The FFC has reportedly promised Hemeti that he won't have to integrate his forces into the military right away, a process that senior military officers want to see accelerated. In exchange, the RSF is helping the FFC regain a semblance of power by pressuring the military to surrender control to a civilian government immediately. The military ostensibly agreed to do so by April 11, based on recent negotiations.
"I can say confidently that [Hemeti] wants to be legitimate by being part of the army," Ammar Hammoda, from the Unionist Alliance Party, told Democracy in Exile. "But what kind of branch of the army will they be in? The devil is in the details."
Protesters believe that neither the RSF nor the Sudanese military are serious about giving up their influence over politics. According to Reuters, both forces will have an officer involved in drafting Sudan's new constitution that will shape the parameters around the incoming civilian government.
"Hemeti can't just say that he supports us and then expect us to forget that he participated in the June 3 massacre."
On June 3, 2019, the RSF spearheaded a massacre of protesters staging a sit-in outside the Defense Ministry in central Khartoum, killing at least 120 people, according to survivors and open-source research. At the time, demonstrators were calling for security elites to surrender power to a civilian government. The popular pressure eventually led, two months later, to the power-sharing agreement of the Sovereignty Council between Sudan's military council and the FFC.
Since then, the RSF has tried to regain credibility among pro-democracy protesters. During the World Cup in Qatar late last year, Hemeti opened up venues across Khartoum to attract disadvantaged youth who wanted to watch the games. However, resistance committees urged their neighborhoods not to attend RSF-sponsored events, so few people showed up.

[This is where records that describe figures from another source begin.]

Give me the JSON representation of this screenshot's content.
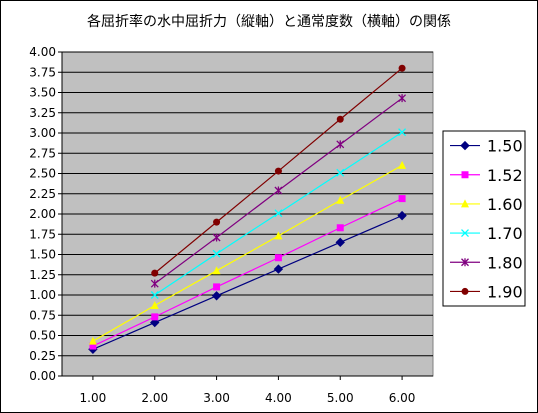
{
  "chart_data": {
    "type": "line",
    "title": "各屈折率の水中屈折力（縦軸）と通常度数（横軸）の関係",
    "xlabel": "",
    "ylabel": "",
    "xlim": [
      1.0,
      6.0
    ],
    "ylim": [
      0.0,
      4.0
    ],
    "x_ticks": [
      "1.00",
      "2.00",
      "3.00",
      "4.00",
      "5.00",
      "6.00"
    ],
    "y_ticks": [
      "0.00",
      "0.25",
      "0.50",
      "0.75",
      "1.00",
      "1.25",
      "1.50",
      "1.75",
      "2.00",
      "2.25",
      "2.50",
      "2.75",
      "3.00",
      "3.25",
      "3.50",
      "3.75",
      "4.00"
    ],
    "grid": true,
    "plot_background": "#c0c0c0",
    "legend_position": "right",
    "series": [
      {
        "name": "1.50",
        "color": "#000080",
        "marker": "diamond",
        "x": [
          1,
          2,
          3,
          4,
          5,
          6
        ],
        "values": [
          0.33,
          0.66,
          0.99,
          1.32,
          1.65,
          1.98
        ]
      },
      {
        "name": "1.52",
        "color": "#ff00ff",
        "marker": "square",
        "x": [
          1,
          2,
          3,
          4,
          5,
          6
        ],
        "values": [
          0.37,
          0.73,
          1.1,
          1.46,
          1.83,
          2.19
        ]
      },
      {
        "name": "1.60",
        "color": "#ffff00",
        "marker": "triangle",
        "x": [
          1,
          2,
          3,
          4,
          5,
          6
        ],
        "values": [
          0.43,
          0.87,
          1.3,
          1.73,
          2.17,
          2.6
        ]
      },
      {
        "name": "1.70",
        "color": "#00ffff",
        "marker": "x",
        "x": [
          2,
          3,
          4,
          5,
          6
        ],
        "values": [
          1.0,
          1.51,
          2.01,
          2.51,
          3.01
        ]
      },
      {
        "name": "1.80",
        "color": "#800080",
        "marker": "star",
        "x": [
          2,
          3,
          4,
          5,
          6
        ],
        "values": [
          1.14,
          1.71,
          2.29,
          2.86,
          3.43
        ]
      },
      {
        "name": "1.90",
        "color": "#800000",
        "marker": "circle",
        "x": [
          2,
          3,
          4,
          5,
          6
        ],
        "values": [
          1.27,
          1.9,
          2.53,
          3.17,
          3.8
        ]
      }
    ]
  }
}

"Hemeti wants acceptance from the people of Sudan, and he wants them to forget everything that the RSF has done to them," said Sammar Hamza, a 26-year-old member of a resistance committee. "But everyone in Sudan knows that Hemeti is a fake."
Last month, Hemeti conceded that the October 2021 coup was a mistake, while his brother and deputy, Abdel Raheem Dagalo, said that the RSF would not allow the military to kill any more protesters in the streets. Dagalo's warning came days after the police shot and killed a young demonstrator named Ibrahim Mazjoob, bringing the death toll of the crackdown on protesters since the coup to 125.
"[The RSF] is repeating the same speeches that we have heard [from other Sudanese leaders] for the last five years," said Dania Atabani, a member of a resistance committee in Khartoum. "Different stakeholders and politicians have claimed to support the revolution and vowed that they won't allow anyone to kill protesters."
"But Hemeti can't just say that he supports us and then expect us to forget that he participated in the June 3 massacre."